Data Preparation Documentation

Data Preparation is an application that allows you to view, explore, and transform a small subset of your data (100 rows) before running your logic on the entire dataset (using a MapReduce or Spark job in Pipelines). This means you can quickly apply transformations to gain an understanding of how they will affect the entire dataset.

../_images/data-preparation.jpeg

Data Prepration allows you to connect to a variety of data sources, including RDBMS, Kafka, .csv files, .json files, and more. It is simple to ingest and parse this data into a easily-understood columnar format.

Once the data is loaded, Data Preparation allows you to inspect the data in spreadsheet format. You can apply filters on columns to better understand the distribution of the data, inspect rows that are null, and more.

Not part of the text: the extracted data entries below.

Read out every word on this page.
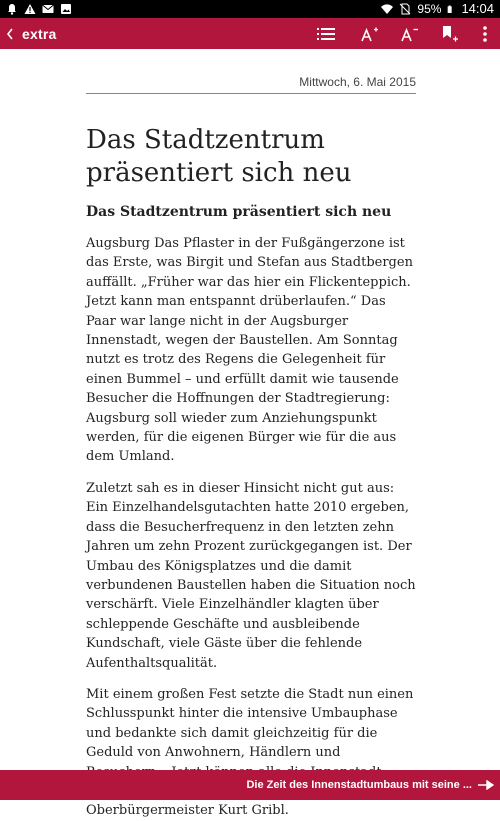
95% 14:04
extra
Mittwoch, 6. Mai 2015
Das Stadtzentrum präsentiert sich neu
Das Stadtzentrum präsentiert sich neu

Augsburg Das Pflaster in der Fußgängerzone ist das Erste, was Birgit und Stefan aus Stadtbergen auffällt. „Früher war das hier ein Flickenteppich. Jetzt kann man entspannt drüberlaufen.“ Das Paar war lange nicht in der Augsburger Innenstadt, wegen der Baustellen. Am Sonntag nutzt es trotz des Regens die Gelegenheit für einen Bummel – und erfüllt damit wie tausende Besucher die Hoffnungen der Stadtregierung: Augsburg soll wieder zum Anziehungspunkt werden, für die eigenen Bürger wie für die aus dem Umland.

Zuletzt sah es in dieser Hinsicht nicht gut aus: Ein Einzelhandelsgutachten hatte 2010 ergeben, dass die Besucherfrequenz in den letzten zehn Jahren um zehn Prozent zurückgegangen ist. Der Umbau des Königsplatzes und die damit verbundenen Baustellen haben die Situation noch verschärft. Viele Einzelhändler klagten über schleppende Geschäfte und ausbleibende Kundschaft, viele Gäste über die fehlende Aufenthaltsqualität.

Mit einem großen Fest setzte die Stadt nun einen Schlusspunkt hinter die intensive Umbauphase und bedankte sich damit gleichzeitig für die Geduld von Anwohnern, Händlern und Oberbürgermeister Kurt Gribl.

Die Zeit des Innenstadtumbaus mit seine ...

Further, Data Preparation enables you to transform your data. Data Preparation is built for applying simple transforms that do not require more complex programmatic logic. You can join columns, replace values, drop values conditionally, and much more. Further, you can re-format your data -- for instance, from .csv to .json.

Finally, once you have explored your data and applied desired transformations, you can operationalize those transformations by clicking Create Pipeline. This will create a Pipeline (as described in the next section) which will apply the transformations you made to the entirety of your data in a parallelized MapReduce, Spark or Spark Streaming job.